Size matters in golf, just as it does in any sport. Golf is increasingly about generating more clubhead speed, and obviously "the cream" and "the clear" could be helpful in this pursuit. It is naive to think steroids wouldn't be tempting to a talented but scrawny young golfer, or a mini-tour journeyman seeking a little edge to help feed his family.

As for the widespread belief that pro golfers would never, ever break the rules, well, that would make them the only people on Earth exempt from human nature.

Athletes in virtually every sport have been ensnared in 'roids scandals, including tennis pros and cricketeers. Pro golfers have been known to cheat on their wives and cheat on their taxes, but they wouldn't think to try something that could significantly boost their performance? C'mon. Anyway, experimenting with steroids is not even against the rules right now, because there are no rules.

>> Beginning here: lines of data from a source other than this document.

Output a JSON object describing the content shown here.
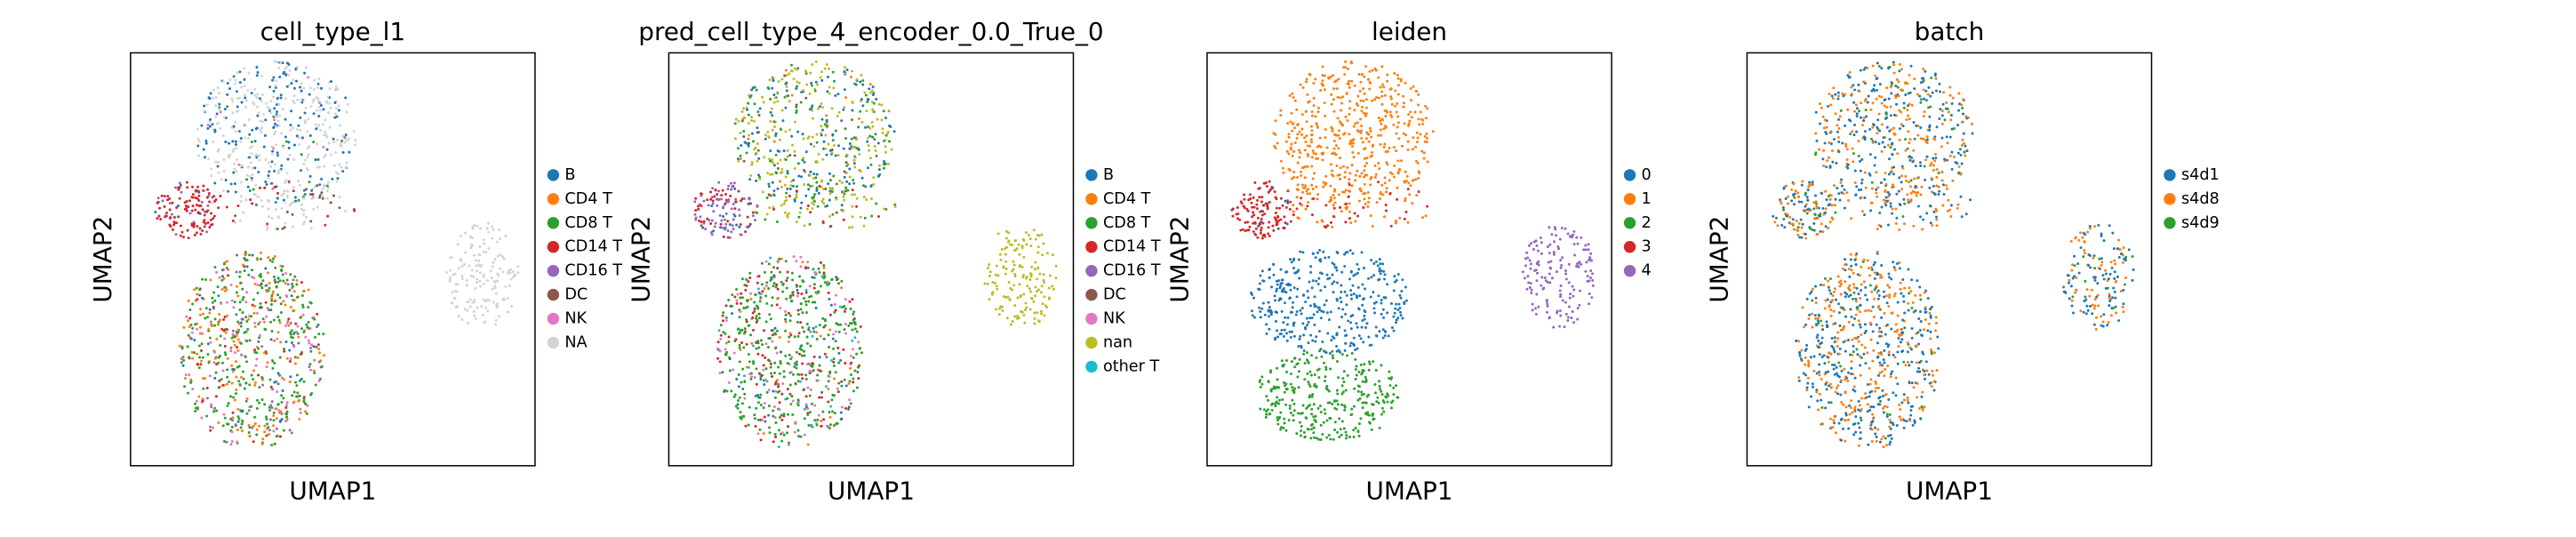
{
  "chart_data": [
    {
      "type": "scatter",
      "title": "cell_type_l1",
      "xlabel": "UMAP1",
      "ylabel": "UMAP2",
      "series": [
        {
          "name": "B",
          "color": "#1f77b4"
        },
        {
          "name": "CD4 T",
          "color": "#ff7f0e"
        },
        {
          "name": "CD8 T",
          "color": "#2ca02c"
        },
        {
          "name": "CD14 T",
          "color": "#d62728"
        },
        {
          "name": "CD16 T",
          "color": "#9467bd"
        },
        {
          "name": "DC",
          "color": "#8c564b"
        },
        {
          "name": "NK",
          "color": "#e377c2"
        },
        {
          "name": "NA",
          "color": "#d3d3d3"
        }
      ]
    },
    {
      "type": "scatter",
      "title": "pred_cell_type_4_encoder_0.0_True_0",
      "xlabel": "UMAP1",
      "ylabel": "UMAP2",
      "series": [
        {
          "name": "B",
          "color": "#1f77b4"
        },
        {
          "name": "CD4 T",
          "color": "#ff7f0e"
        },
        {
          "name": "CD8 T",
          "color": "#2ca02c"
        },
        {
          "name": "CD14 T",
          "color": "#d62728"
        },
        {
          "name": "CD16 T",
          "color": "#9467bd"
        },
        {
          "name": "DC",
          "color": "#8c564b"
        },
        {
          "name": "NK",
          "color": "#e377c2"
        },
        {
          "name": "nan",
          "color": "#bcbd22"
        },
        {
          "name": "other T",
          "color": "#17becf"
        }
      ]
    },
    {
      "type": "scatter",
      "title": "leiden",
      "xlabel": "UMAP1",
      "ylabel": "UMAP2",
      "series": [
        {
          "name": "0",
          "color": "#1f77b4"
        },
        {
          "name": "1",
          "color": "#ff7f0e"
        },
        {
          "name": "2",
          "color": "#2ca02c"
        },
        {
          "name": "3",
          "color": "#d62728"
        },
        {
          "name": "4",
          "color": "#9467bd"
        }
      ]
    },
    {
      "type": "scatter",
      "title": "batch",
      "xlabel": "UMAP1",
      "ylabel": "UMAP2",
      "series": [
        {
          "name": "s4d1",
          "color": "#1f77b4"
        },
        {
          "name": "s4d8",
          "color": "#ff7f0e"
        },
        {
          "name": "s4d9",
          "color": "#2ca02c"
        }
      ]
    }
  ]
}
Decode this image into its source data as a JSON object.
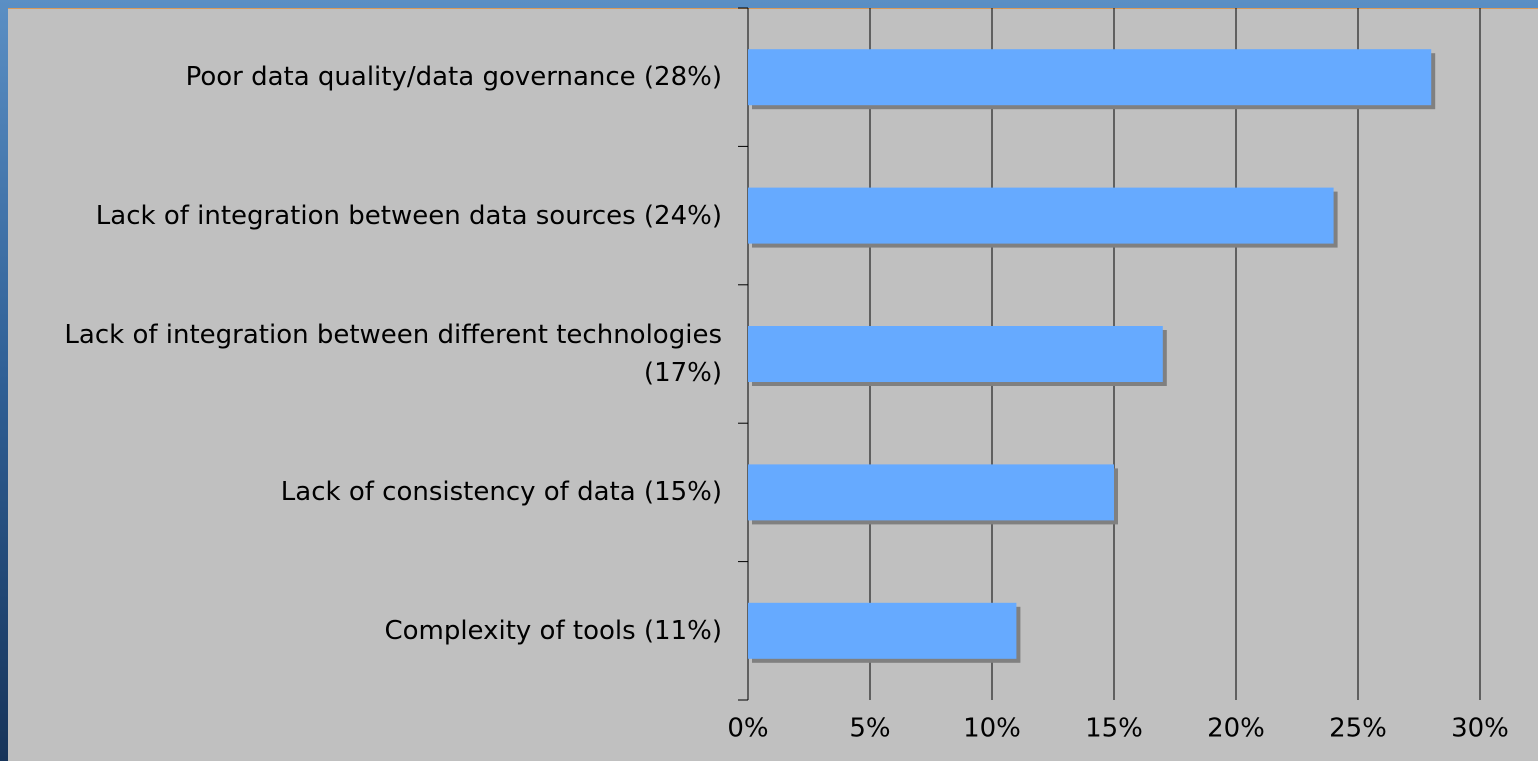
{
  "chart_data": {
    "type": "bar",
    "orientation": "horizontal",
    "categories": [
      "Poor data quality/data governance (28%)",
      "Lack of integration between data sources (24%)",
      "Lack of integration between different technologies (17%)",
      "Lack of consistency of data (15%)",
      "Complexity of tools (11%)"
    ],
    "values": [
      28,
      24,
      17,
      15,
      11
    ],
    "color": "#66aaff",
    "xlim": [
      0,
      30
    ],
    "xticks": [
      {
        "value": 0,
        "label": "0%"
      },
      {
        "value": 5,
        "label": "5%"
      },
      {
        "value": 10,
        "label": "10%"
      },
      {
        "value": 15,
        "label": "15%"
      },
      {
        "value": 20,
        "label": "20%"
      },
      {
        "value": 25,
        "label": "25%"
      },
      {
        "value": 30,
        "label": "30%"
      }
    ],
    "grid": true
  }
}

Like Woods, Greg Norman is a big-picture guy, and he has been the sharpest critic of Finchem's see-no-evil stance. "That's a bunch of bulls---, as far as I'm concerned," Norman recently told the Sydney Morning Herald. "Don't stick your head in the sand. Step up to the plate. If there's nothing there, great, but if you find a couple who've done it, at least your organization has been ballsy enough to eliminate it.

"You hear about it all the time on Tour, and if there are no rules and regulations in place, you don't blame the players for doing it. It isn't just steroids. Human growth hormone, beta blockers, there's probably a multitude of drugs out there [on the street] we don't even know about. It's been rumored for over 20 years, players using outside substances to help their performances. If you're playing for $5 million a week, [some players are going] to take advantage of it the best [they] can."

It is hard not to draw parallels between the golf firmament's slow response to advancing technologies in equipment and the state of denial on performance-enhancing drugs. Huge titanium drivers and hot balls and 'roids are about the same thing -- power.

The USGA and R&A were asleep at the switch as new technologies reshaped the sport. We are now in an era when golf courses are rendered obsolete in 20 years time. Jack Nicklaus recently announced that he is doing a top-to-bottom remodel of Valhalla, site of the 2008 Ryder Cup, because it has become defenseless against the modern game. This course is not some pre-war museum piece -- it opened in 1986!

Obviously the toothpaste is out of the tube on how far the ball now travels, but it is not too late for golf to be out in front on the issue of performance-enhancing drugs.

It is probably not a coincidence that Woods spoke out publicly about drug testing on the same day that the company that pays him many millions of dollars, Nike, suspended its contract with disgraced sprinter Justin Gatlin. You can never count on pro sports organizations to do the right thing, but they are sensitive to the marketplace. Drug scandals are bad for business, as Woods and Norman know. Golf can still maintain its admirable reputation for fair play, but only if the sport's leadership acts soon.